In my deepest and most intense ruminations of the mystery of hatred, I have felt a great sadness. I realize this is only at one step of our journey, but it is not the end-all-and-be-all (I admit this only in name, not in my truth). If anyone begins to believe the truth that everything is derived from perfect good, then there can be no hatred at all. In other words, it is a pretext of some kind that even our most sophisticated senses cannot truly fathom. How can this be? If someone curses me, hits me, kills me, or spits on me, how can we not call this hate?

In the tensions of life, we find the duality is what makes everything have meaning.

I was trained to study arguably the most fundamental and most important particle in the universe: the photon. In my studies, I learned the meaning of the Heisenberg Uncertainty Principle in which the momentum or position of any elementary particle (e.g., a photon) cannot be determined with any more certainty than at minimum h/4π. So many physical experiments have been done to corroborate this relationship that has lead to mysterious concepts such as quantum entanglement, wave-particle duality, and quantum probability.

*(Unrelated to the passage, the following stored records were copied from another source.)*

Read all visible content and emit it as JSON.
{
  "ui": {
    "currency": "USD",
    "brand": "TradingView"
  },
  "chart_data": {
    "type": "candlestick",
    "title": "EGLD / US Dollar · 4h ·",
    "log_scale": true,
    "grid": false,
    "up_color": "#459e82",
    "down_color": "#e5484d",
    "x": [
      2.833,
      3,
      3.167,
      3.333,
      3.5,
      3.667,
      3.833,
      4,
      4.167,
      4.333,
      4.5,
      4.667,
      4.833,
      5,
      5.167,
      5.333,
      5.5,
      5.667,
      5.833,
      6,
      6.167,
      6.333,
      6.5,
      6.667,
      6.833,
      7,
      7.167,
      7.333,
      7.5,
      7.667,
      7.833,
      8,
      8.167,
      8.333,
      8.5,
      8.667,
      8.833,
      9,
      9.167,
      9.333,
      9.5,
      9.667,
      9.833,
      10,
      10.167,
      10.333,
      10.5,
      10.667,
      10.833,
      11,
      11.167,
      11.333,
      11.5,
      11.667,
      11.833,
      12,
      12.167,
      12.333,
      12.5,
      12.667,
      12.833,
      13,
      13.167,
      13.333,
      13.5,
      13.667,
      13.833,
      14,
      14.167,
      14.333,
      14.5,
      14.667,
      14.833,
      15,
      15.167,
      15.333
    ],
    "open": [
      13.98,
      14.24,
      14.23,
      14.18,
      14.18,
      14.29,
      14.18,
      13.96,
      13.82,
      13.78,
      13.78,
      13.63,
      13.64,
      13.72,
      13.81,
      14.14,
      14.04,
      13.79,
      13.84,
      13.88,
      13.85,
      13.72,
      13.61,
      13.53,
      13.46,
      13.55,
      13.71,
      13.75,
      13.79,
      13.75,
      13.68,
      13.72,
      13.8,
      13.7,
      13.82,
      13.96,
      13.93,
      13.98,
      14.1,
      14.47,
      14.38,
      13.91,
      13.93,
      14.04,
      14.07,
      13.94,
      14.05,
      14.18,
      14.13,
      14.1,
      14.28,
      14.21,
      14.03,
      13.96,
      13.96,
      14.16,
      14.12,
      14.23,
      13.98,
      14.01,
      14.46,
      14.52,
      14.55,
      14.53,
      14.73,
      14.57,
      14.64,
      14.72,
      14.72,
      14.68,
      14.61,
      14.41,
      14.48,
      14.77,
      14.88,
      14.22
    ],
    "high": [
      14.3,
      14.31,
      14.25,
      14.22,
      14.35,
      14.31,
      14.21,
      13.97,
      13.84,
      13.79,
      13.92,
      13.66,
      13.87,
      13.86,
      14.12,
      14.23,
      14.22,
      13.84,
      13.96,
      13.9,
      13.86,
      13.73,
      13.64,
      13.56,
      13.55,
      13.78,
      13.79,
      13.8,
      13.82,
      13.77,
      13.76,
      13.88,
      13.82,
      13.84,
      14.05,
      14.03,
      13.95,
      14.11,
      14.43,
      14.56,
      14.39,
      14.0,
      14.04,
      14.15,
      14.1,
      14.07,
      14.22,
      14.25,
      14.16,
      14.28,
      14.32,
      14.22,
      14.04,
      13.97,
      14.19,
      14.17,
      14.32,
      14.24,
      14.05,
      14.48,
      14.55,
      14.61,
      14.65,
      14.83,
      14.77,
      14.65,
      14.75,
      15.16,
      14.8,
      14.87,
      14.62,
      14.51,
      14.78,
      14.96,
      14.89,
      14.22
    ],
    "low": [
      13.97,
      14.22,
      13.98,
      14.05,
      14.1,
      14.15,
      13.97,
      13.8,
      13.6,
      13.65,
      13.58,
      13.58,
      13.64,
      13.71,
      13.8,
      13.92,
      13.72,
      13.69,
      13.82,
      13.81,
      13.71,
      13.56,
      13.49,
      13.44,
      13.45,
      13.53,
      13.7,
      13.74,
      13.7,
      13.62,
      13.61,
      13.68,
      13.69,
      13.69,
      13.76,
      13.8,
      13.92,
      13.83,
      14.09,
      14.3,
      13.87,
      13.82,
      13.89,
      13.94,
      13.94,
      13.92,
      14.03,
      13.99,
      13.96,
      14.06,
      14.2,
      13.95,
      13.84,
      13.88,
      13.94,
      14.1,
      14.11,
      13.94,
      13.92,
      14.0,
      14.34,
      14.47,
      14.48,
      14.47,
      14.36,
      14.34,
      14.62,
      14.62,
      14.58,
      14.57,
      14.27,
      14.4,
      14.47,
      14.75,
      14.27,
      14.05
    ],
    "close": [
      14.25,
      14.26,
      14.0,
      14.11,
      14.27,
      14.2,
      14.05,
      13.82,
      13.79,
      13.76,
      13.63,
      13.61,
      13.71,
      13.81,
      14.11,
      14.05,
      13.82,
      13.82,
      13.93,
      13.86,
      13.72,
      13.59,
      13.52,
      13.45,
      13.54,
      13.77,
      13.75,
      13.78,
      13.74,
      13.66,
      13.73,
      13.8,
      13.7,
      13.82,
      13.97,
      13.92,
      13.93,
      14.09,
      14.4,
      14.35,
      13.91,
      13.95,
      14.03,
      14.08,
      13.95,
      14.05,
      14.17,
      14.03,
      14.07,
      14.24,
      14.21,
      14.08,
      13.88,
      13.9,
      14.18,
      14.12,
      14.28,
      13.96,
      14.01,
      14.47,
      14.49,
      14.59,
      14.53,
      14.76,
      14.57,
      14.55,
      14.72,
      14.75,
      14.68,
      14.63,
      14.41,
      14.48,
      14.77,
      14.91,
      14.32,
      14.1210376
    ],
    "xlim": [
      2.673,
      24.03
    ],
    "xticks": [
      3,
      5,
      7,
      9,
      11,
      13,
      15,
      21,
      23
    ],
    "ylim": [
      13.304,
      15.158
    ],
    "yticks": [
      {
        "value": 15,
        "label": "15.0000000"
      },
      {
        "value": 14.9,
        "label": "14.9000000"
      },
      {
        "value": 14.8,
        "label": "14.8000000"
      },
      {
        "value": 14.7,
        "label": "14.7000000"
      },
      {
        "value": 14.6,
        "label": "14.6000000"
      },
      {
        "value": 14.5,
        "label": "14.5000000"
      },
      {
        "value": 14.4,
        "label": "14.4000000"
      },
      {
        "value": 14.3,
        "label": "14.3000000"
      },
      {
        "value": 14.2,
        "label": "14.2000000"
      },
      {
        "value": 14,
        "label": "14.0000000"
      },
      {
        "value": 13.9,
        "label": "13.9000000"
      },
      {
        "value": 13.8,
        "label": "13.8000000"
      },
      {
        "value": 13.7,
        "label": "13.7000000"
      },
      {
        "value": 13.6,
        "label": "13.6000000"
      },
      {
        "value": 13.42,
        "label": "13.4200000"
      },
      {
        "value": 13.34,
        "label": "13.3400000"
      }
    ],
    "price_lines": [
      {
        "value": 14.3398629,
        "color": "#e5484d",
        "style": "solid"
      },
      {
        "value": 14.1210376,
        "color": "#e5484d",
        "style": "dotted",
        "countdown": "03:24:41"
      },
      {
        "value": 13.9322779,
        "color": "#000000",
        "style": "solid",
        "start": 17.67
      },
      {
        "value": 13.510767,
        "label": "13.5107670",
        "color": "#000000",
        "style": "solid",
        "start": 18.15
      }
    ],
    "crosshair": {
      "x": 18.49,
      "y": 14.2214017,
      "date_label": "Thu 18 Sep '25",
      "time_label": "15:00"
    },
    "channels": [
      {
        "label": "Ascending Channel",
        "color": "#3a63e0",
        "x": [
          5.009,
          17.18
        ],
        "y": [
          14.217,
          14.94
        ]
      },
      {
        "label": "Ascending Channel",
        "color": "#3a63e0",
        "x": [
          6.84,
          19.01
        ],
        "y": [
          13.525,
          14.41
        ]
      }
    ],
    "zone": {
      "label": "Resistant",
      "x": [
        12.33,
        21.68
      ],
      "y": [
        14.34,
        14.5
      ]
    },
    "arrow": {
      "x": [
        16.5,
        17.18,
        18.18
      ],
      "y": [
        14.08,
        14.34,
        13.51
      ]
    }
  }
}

In other words, reality has a glitch in its fundamental meaningfulness by this Uncertainty Principle. Albeit this uncertainly is at the quantum level, its truth is absolute and therefore applies to all aspects of reality.

In fact, I was taught no electrons could ever “touch” one other. Think about that for a moment. Electrons are the outer sphere of all atoms and molecules. They could never enter into one another. Therefore, there is a kind of independence of all material particles in nature. The notion that such a truth is in place at our level is therefore worth a few moments of thought. If we accept Uncertainty and the lack of particle interpenetration, perhaps the notions of hatred at its most basic level is moot? In other words, like most of the universe (dark matter and dark energy), our understandings of the phenomena we think we know are illusory and without truth.

Yet, we feel and experience hatred, don’t we? How can this be in a world of perfect good? It is said in the most ancient wisdom of the mystery of everything that the “arm of the Lord is not short.” In other words, we cannot impugn the perfection we are taught if we believe in an essential goodness that seeded the entirety of the Universe. If the arm of the Lord is not short, than the feelings and experience of hatred point to something else. Whatever that is, is the greatest journey we can experience. Let’s believe in one another because what I know without equivocation is there is only the goodness. I write with conviction because I cannot fathom any sense otherwise. If, for example, we choose to believe in religions, the only alternative is “hell,” or punishment. Yet, if such a construct is real, how can we justify the perfection? Are there two standards?

Science teaches the unity of everything as articulated in a Higgs-Boson particle and a Big Bang singularity. In such a material world, we would logically deduce in a unity pointing to a primordial perfection rooted in goodness. How can we think otherwise if we wish to find rationality?